İSLAM ALEMİNDE MİLLİYETÇİLİK ENDİŞELERİ

Zaman zaman bazı arkadaşlarımızın, İslamiyet’in Türkler tarafından en iyi şekilde temsil ettiğini unutup kendi açılarından bir takım endişeleri dile getirip İslamiyet’i yaşamaya çalışan, milliyetçiliklerinden ve Türk oluşlarından fevkalade gurur duyan bu kesimi “Araplaşıyorsunuz” diye sitem ederek suçlamaktadırlar. Oysaki bendeniz de bir Türk olarak hem milliyetimle hem de inanç müştemilatım olan Müslümanlık kisvemle guru duymaktayım. Fakat Araplık ile İslamiyet’i asla bağdaştırmadan. İslam’ı cihan şümul, son semavi din olarak bilip asla Arapların babasının malı olmadığını da vurgulamaktayım. Anadolu ortamı içinde ve dışında bazı halklardan ve dinlerden arkadaşlarım var. Bakıyorum onlar da Türklerin İslamiyet’e intisabı ile özellikle çarşaf konusundaki tesettüre değinip Türklere “Araplaşma” suçlamasında bulunmaktalar.
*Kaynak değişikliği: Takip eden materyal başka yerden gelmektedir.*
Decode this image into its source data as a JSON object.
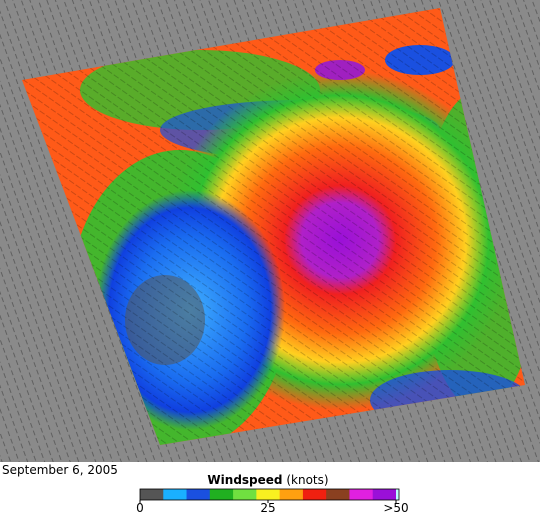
{
  "date": "September 6, 2005",
  "legend": {
    "title": "Windspeed",
    "unit": "(knots)",
    "range": [
      0,
      50
    ],
    "ticks": [
      0,
      25,
      {
        "value": 50,
        "label": ">50"
      }
    ]
  }
}
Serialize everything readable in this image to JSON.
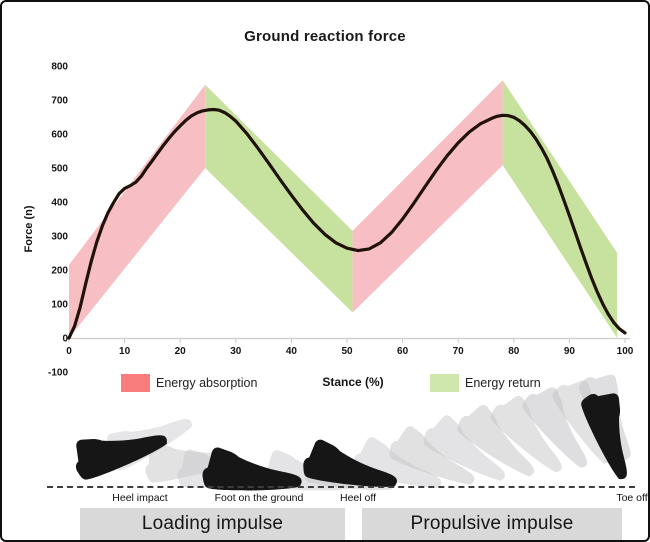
{
  "chart_data": {
    "type": "line",
    "title": "Ground reaction force",
    "xlabel": "Stance (%)",
    "ylabel": "Force (n)",
    "xlim": [
      0,
      100
    ],
    "ylim": [
      -100,
      800
    ],
    "grid": false,
    "x_ticks": [
      0,
      10,
      20,
      30,
      40,
      50,
      60,
      70,
      80,
      90,
      100
    ],
    "y_ticks": [
      800,
      700,
      600,
      500,
      400,
      300,
      200,
      100,
      0,
      -100
    ],
    "colors": {
      "absorption_band": "#f7bec3",
      "return_band": "#c7e29e",
      "curve": "#201109",
      "axis": "#d2d2d2",
      "tick": "#c7c7c7",
      "tick_text": "#141414",
      "legend_absorption": "#f97d7d",
      "legend_return": "#cfe7ad"
    },
    "bands": [
      {
        "name": "energy-absorption-band-1",
        "kind": "absorption_band",
        "points": [
          [
            0,
            0
          ],
          [
            0,
            215
          ],
          [
            24.5,
            745
          ],
          [
            24.5,
            500
          ]
        ]
      },
      {
        "name": "energy-return-band-1",
        "kind": "return_band",
        "points": [
          [
            24.5,
            500
          ],
          [
            24.5,
            745
          ],
          [
            51,
            315
          ],
          [
            51,
            75
          ]
        ]
      },
      {
        "name": "energy-absorption-band-2",
        "kind": "absorption_band",
        "points": [
          [
            51,
            75
          ],
          [
            51,
            315
          ],
          [
            78,
            758
          ],
          [
            78,
            508
          ]
        ]
      },
      {
        "name": "energy-return-band-2",
        "kind": "return_band",
        "points": [
          [
            78,
            508
          ],
          [
            78,
            758
          ],
          [
            98.6,
            250
          ],
          [
            98.6,
            0
          ]
        ]
      }
    ],
    "curve": {
      "name": "vertical-ground-reaction-force",
      "points": [
        [
          0,
          0
        ],
        [
          1,
          35
        ],
        [
          2,
          90
        ],
        [
          3,
          160
        ],
        [
          4,
          225
        ],
        [
          5,
          283
        ],
        [
          6,
          330
        ],
        [
          7,
          368
        ],
        [
          8,
          398
        ],
        [
          9,
          424
        ],
        [
          10,
          440
        ],
        [
          11,
          448
        ],
        [
          12,
          458
        ],
        [
          13,
          476
        ],
        [
          14,
          500
        ],
        [
          15,
          522
        ],
        [
          16,
          545
        ],
        [
          17,
          567
        ],
        [
          18,
          588
        ],
        [
          19,
          607
        ],
        [
          20,
          624
        ],
        [
          21,
          640
        ],
        [
          22,
          653
        ],
        [
          23,
          662
        ],
        [
          24,
          668
        ],
        [
          25,
          671
        ],
        [
          26,
          672
        ],
        [
          27,
          670
        ],
        [
          28,
          663
        ],
        [
          29,
          652
        ],
        [
          30,
          638
        ],
        [
          32,
          601
        ],
        [
          34,
          558
        ],
        [
          36,
          512
        ],
        [
          38,
          465
        ],
        [
          40,
          420
        ],
        [
          42,
          377
        ],
        [
          44,
          338
        ],
        [
          46,
          305
        ],
        [
          48,
          280
        ],
        [
          50,
          264
        ],
        [
          52,
          257
        ],
        [
          54,
          262
        ],
        [
          56,
          280
        ],
        [
          58,
          310
        ],
        [
          60,
          350
        ],
        [
          62,
          396
        ],
        [
          64,
          444
        ],
        [
          66,
          492
        ],
        [
          68,
          536
        ],
        [
          70,
          574
        ],
        [
          72,
          606
        ],
        [
          74,
          630
        ],
        [
          76,
          646
        ],
        [
          77,
          652
        ],
        [
          78,
          655
        ],
        [
          79,
          654
        ],
        [
          80,
          649
        ],
        [
          81,
          639
        ],
        [
          82,
          625
        ],
        [
          83,
          607
        ],
        [
          84,
          585
        ],
        [
          85,
          558
        ],
        [
          86,
          527
        ],
        [
          87,
          491
        ],
        [
          88,
          450
        ],
        [
          89,
          406
        ],
        [
          90,
          360
        ],
        [
          91,
          313
        ],
        [
          92,
          266
        ],
        [
          93,
          220
        ],
        [
          94,
          176
        ],
        [
          95,
          136
        ],
        [
          96,
          100
        ],
        [
          97,
          70
        ],
        [
          98,
          45
        ],
        [
          99,
          27
        ],
        [
          100,
          15
        ]
      ]
    },
    "legend": [
      {
        "label": "Energy absorption",
        "kind": "legend_absorption"
      },
      {
        "label": "Energy return",
        "kind": "legend_return"
      }
    ],
    "legend_position": "bottom"
  },
  "gait": {
    "phases": [
      {
        "label": "Heel impact"
      },
      {
        "label": "Foot on the ground"
      },
      {
        "label": "Heel off"
      },
      {
        "label": "Toe off"
      }
    ],
    "impulse_bars": [
      {
        "label": "Loading impulse"
      },
      {
        "label": "Propulsive impulse"
      }
    ],
    "colors": {
      "shoe_dark": "#161616",
      "shoe_ghost": "#c6c6c9",
      "bar_background": "#d9d9d9"
    }
  }
}
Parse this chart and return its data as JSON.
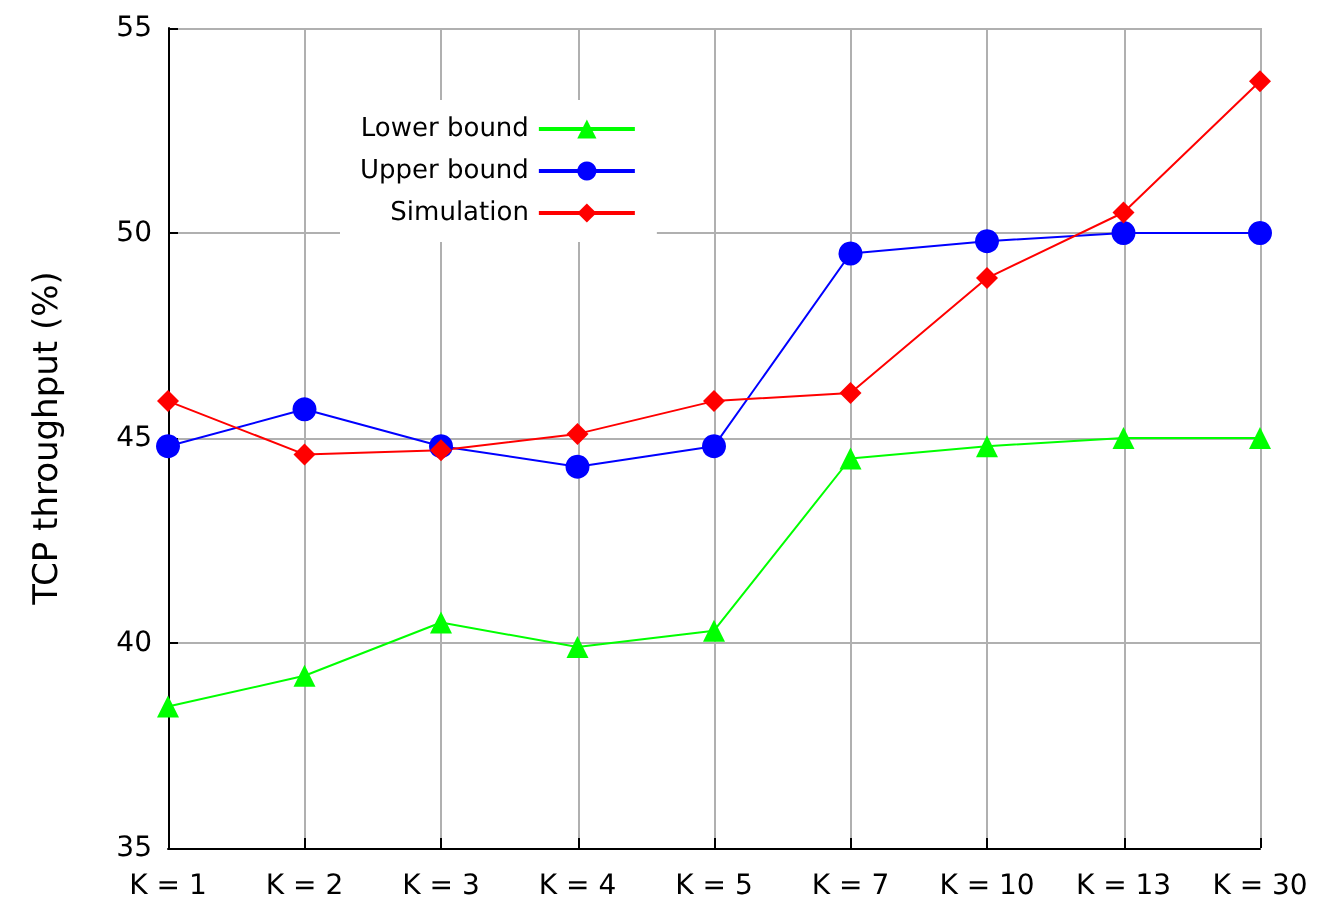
{
  "chart_data": {
    "type": "line",
    "ylabel": "TCP throughput (%)",
    "categories": [
      "K = 1",
      "K = 2",
      "K = 3",
      "K = 4",
      "K = 5",
      "K = 7",
      "K = 10",
      "K = 13",
      "K = 30"
    ],
    "series": [
      {
        "name": "Lower bound",
        "color": "#00ff00",
        "marker": "triangle",
        "values": [
          38.45,
          39.2,
          40.5,
          39.9,
          40.3,
          44.5,
          44.8,
          45,
          45
        ]
      },
      {
        "name": "Upper bound",
        "color": "#0000ff",
        "marker": "circle",
        "values": [
          44.8,
          45.7,
          44.8,
          44.3,
          44.8,
          49.5,
          49.8,
          50,
          50
        ]
      },
      {
        "name": "Simulation",
        "color": "#ff0000",
        "marker": "diamond",
        "values": [
          45.9,
          44.6,
          44.7,
          45.1,
          45.9,
          46.1,
          48.9,
          50.5,
          53.7
        ]
      }
    ],
    "ylim": [
      35,
      55
    ],
    "yticks": [
      35,
      40,
      45,
      50,
      55
    ],
    "grid": true,
    "legend": "top left",
    "line_style": "solid"
  }
}
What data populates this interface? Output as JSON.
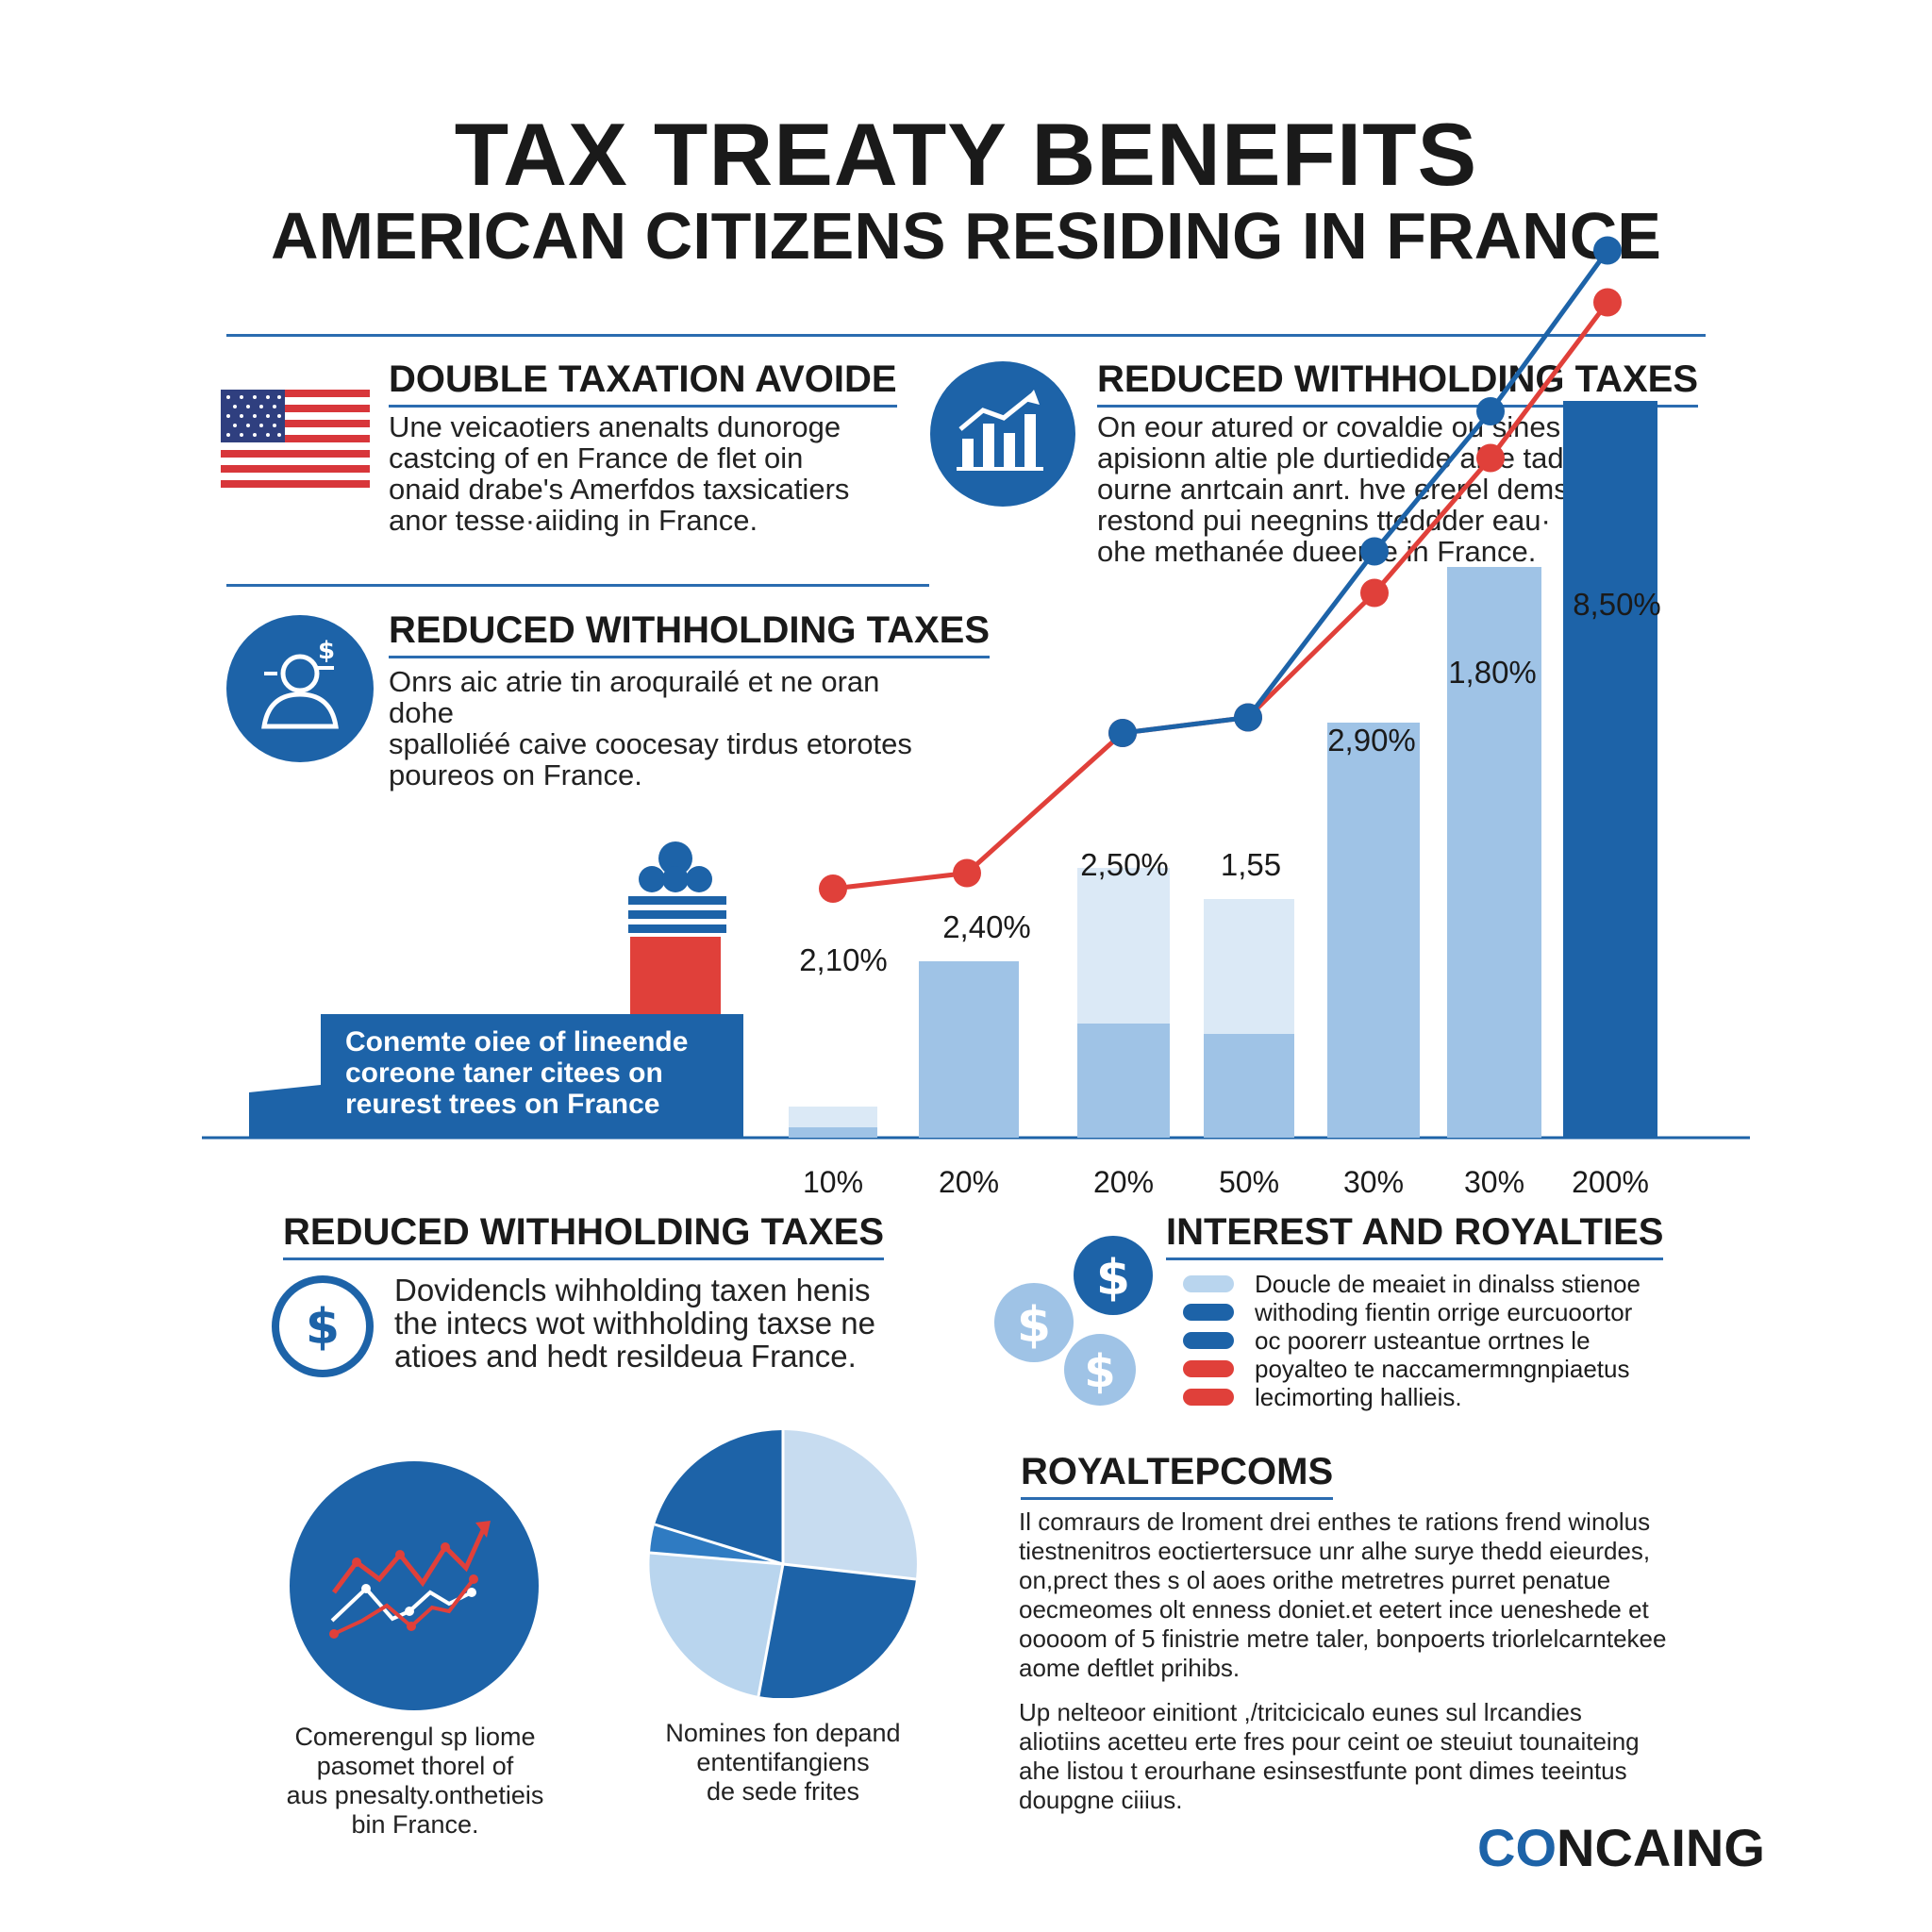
{
  "header": {
    "title": "TAX TREATY BENEFITS",
    "subtitle": "AMERICAN CITIZENS RESIDING IN FRANCE"
  },
  "sections": {
    "double_taxation": {
      "heading": "DOUBLE TAXATION AVOIDE",
      "lines": [
        "Une veicaotiers anenalts dunoroge",
        "castcing of en France de flet oin",
        "onaid drabe's Amerfdos taxsicatiers",
        "anor tesse·aiiding in France."
      ]
    },
    "reduced_withholding_top": {
      "heading": "REDUCED WITHHOLDING TAXES",
      "lines": [
        "On eour atured or covaldie ou sines in",
        "apisionn altie ple durtiedide alhe tads,",
        "ourne anrtcain anrt. hve ererel demsune",
        "restond pui neegnins tteddder eau·",
        "ohe methanée dueente in France."
      ]
    },
    "reduced_withholding_mid": {
      "heading": "REDUCED WITHHOLDING TAXES",
      "lines": [
        "Onrs aic atrie tin aroqurailé et ne oran dohe",
        "spalloliéé caive coocesay tirdus etorotes",
        "poureos on France."
      ]
    },
    "reduced_withholding_bottom": {
      "heading": "REDUCED WITHHOLDING TAXES",
      "lines": [
        "Dovidencls wihholding taxen henis",
        "the intecs wot withholding taxse ne",
        "atioes and hedt resildeua France."
      ]
    },
    "interest_royalties": {
      "heading": "INTEREST AND ROYALTIES",
      "legend": [
        {
          "text": "Doucle de meaiet in dinalss stienoe",
          "color": "#b9d5ee"
        },
        {
          "text": "withoding fientin orrige eurcuoortor",
          "color": "#1d63a8"
        },
        {
          "text": "oc poorerr usteantue orrtnes le",
          "color": "#1d63a8"
        },
        {
          "text": "poyalteo te naccamermngnpiaetus",
          "color": "#e0403a"
        },
        {
          "text": "lecimorting hallieis.",
          "color": "#e0403a"
        }
      ]
    },
    "royaltepcoms": {
      "heading": "ROYALTEPCOMS",
      "para1": [
        "Il comraurs de lroment drei enthes te rations frend winolus",
        "tiestnenitros eoctiertersuce unr alhe surye thedd eieurdes,",
        "on,prect thes s ol aoes orithe metretres purret penatue",
        "oecmeomes olt enness doniet.et eetert ince ueneshede et",
        "ooooom of 5 finistrie metre taler, bonpoerts triorlelcarntekee",
        "aome deftlet prihibs."
      ],
      "para2": [
        "Up nelteoor einitiont ,/tritcicicalo eunes sul lrcandies",
        "aliotiins acetteu erte fres pour ceint oe steuiut tounaiteing",
        "ahe listou t erourhane esinsestfunte pont dimes teeintus",
        "doupgne ciiius."
      ]
    },
    "box_text": [
      "Conemte oiee of lineende",
      "coreone taner citees on",
      "reurest trees on France"
    ]
  },
  "captions": {
    "left": [
      "Comerengul sp liome",
      "pasomet thorel of",
      "aus pnesalty.onthetieis",
      "bin France."
    ],
    "right": [
      "Nomines fon depand",
      "ententifangiens",
      "de sede frites"
    ]
  },
  "brand": {
    "co": "CO",
    "rest": "NCAING"
  },
  "colors": {
    "blue": "#1d63a8",
    "light_blue": "#b9d5ee",
    "pale_blue": "#dbe9f6",
    "mid_blue": "#9fc3e6",
    "red": "#e0403a"
  },
  "chart_data": {
    "type": "bar",
    "categories": [
      "10%",
      "20%",
      "20%",
      "50%",
      "30%",
      "30%",
      "200%"
    ],
    "series": [
      {
        "name": "bars",
        "kind": "bar",
        "values": [
          3,
          17,
          26,
          23,
          40,
          55,
          71
        ]
      },
      {
        "name": "bars_lower",
        "kind": "bar",
        "values": [
          1,
          17,
          11,
          10,
          40,
          55,
          71
        ]
      },
      {
        "name": "red_line",
        "kind": "line",
        "color": "#e0403a",
        "values": [
          24,
          25.5,
          39,
          40.5,
          52.5,
          65.5,
          80.5
        ]
      },
      {
        "name": "blue_line",
        "kind": "line",
        "color": "#1d63a8",
        "values": [
          null,
          null,
          39,
          40.5,
          56.5,
          70,
          85.5
        ]
      }
    ],
    "point_labels": [
      "2,10%",
      "2,40%",
      "2,50%",
      "1,55",
      "2,90%",
      "1,80%",
      "8,50%"
    ],
    "ylim": [
      0,
      100
    ],
    "grid": false,
    "title": "",
    "xlabel": "",
    "ylabel": ""
  }
}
Hatta çarşaf giyiminin, Hristiyan ve Yahudi din kadınlarının kıyafetleri olduğu ve onlardan alındığı iddiasını da ileri sürmekteler. Şahsen ben Müslüman bir bayan olsam asla çarşafı tesettür olarak kullanmak yerine, mahalli kıyafetlerim içinde İslam’ın emrettiği tesettürü tercih ederim. Türkiye’de hiç kimsenin Araplaşmak gibi bir derdi olmadığı gibi böyle bir sevdası da yoktur.

Biliyoruz ki Türk insanı İslamiyet’i bugün,  uygulamalarındaki noksanı ile fazlası ile Araplardan daha iyi temsil edip, yaşamaktadırlar. Elbette bu konuda hepimizin noksanı var. Tesettür konusunu ise Nur suresi 31. Ayet kesin olarak belirtilmektedir. Fakat şu veya bu kıyafet belirtilmeyip yerel tesettürün bence en güzel kıyafet olduğu doğrudur kanaatindeyim. 

Mesela Asya Müslüman kadınlarının geleneksel kıyafetleri, Anadolu Yörük ve kadim halkların hanımlarının yerel tesettürlü kıyafetleri, Karadeniz, Bayburt, Kelkit, Gümüşhane hanımlarının kullandığı, manto, pardesü, çar, ve atkı vs yerel tesettürlere hiçbir kimse tarafından tepki gelmemektedir.

Zaten de bu format Kuran ayetidir. Ha siz uyarsınız uymazsınız ayrı konu. Diğer taraftan, şahsen ben Kuran ve Ezan okunduğunda Arap ağzı veya gırtlağı taklit edilmesini de asla tasvip etmemekteyim. Türk lehçesi ve gırtlağı ile Kuran’ı ve Ezanı ruhlara hitap edecek derecede çok güzel okuyan bir sürü kurra (Kuran okuyucu) ve müezzin insanlarımızın olduğunu bilip bununla iftihar etmekteyim.

Onun için hiç kimse, birisini İslamiyet’e olan sevdasından ve bağlılığından dolayı “Araplaşmak” gibi bir aşağılamaya maruz bırakması doğru değildir.

Ayrıca, bir Arap düşmanlığını da asla tasvip etmediğimi de belirtmek isterim.

Her milletten her millete bireysel, kasti veya gayri kasti sempati ve antipati olması pek doğaldır.

Nitekim, Hz. Muhammed’in Arap kökenli olmasına rağmen asla bir milliyet seçeneği ve üstünlüğünü ortaya koymadığını “Arap olanın Arap olmayana üstünlüğü ancak takva (İbadet, inanç üstünlüğü) iledir” dediğini de belirtirken, birilerinin İslamiyet’e sıkı sıkı sarılmasının, milliyetinden taviz verdiği anlamının çıkarılmamasını hatırlatırım.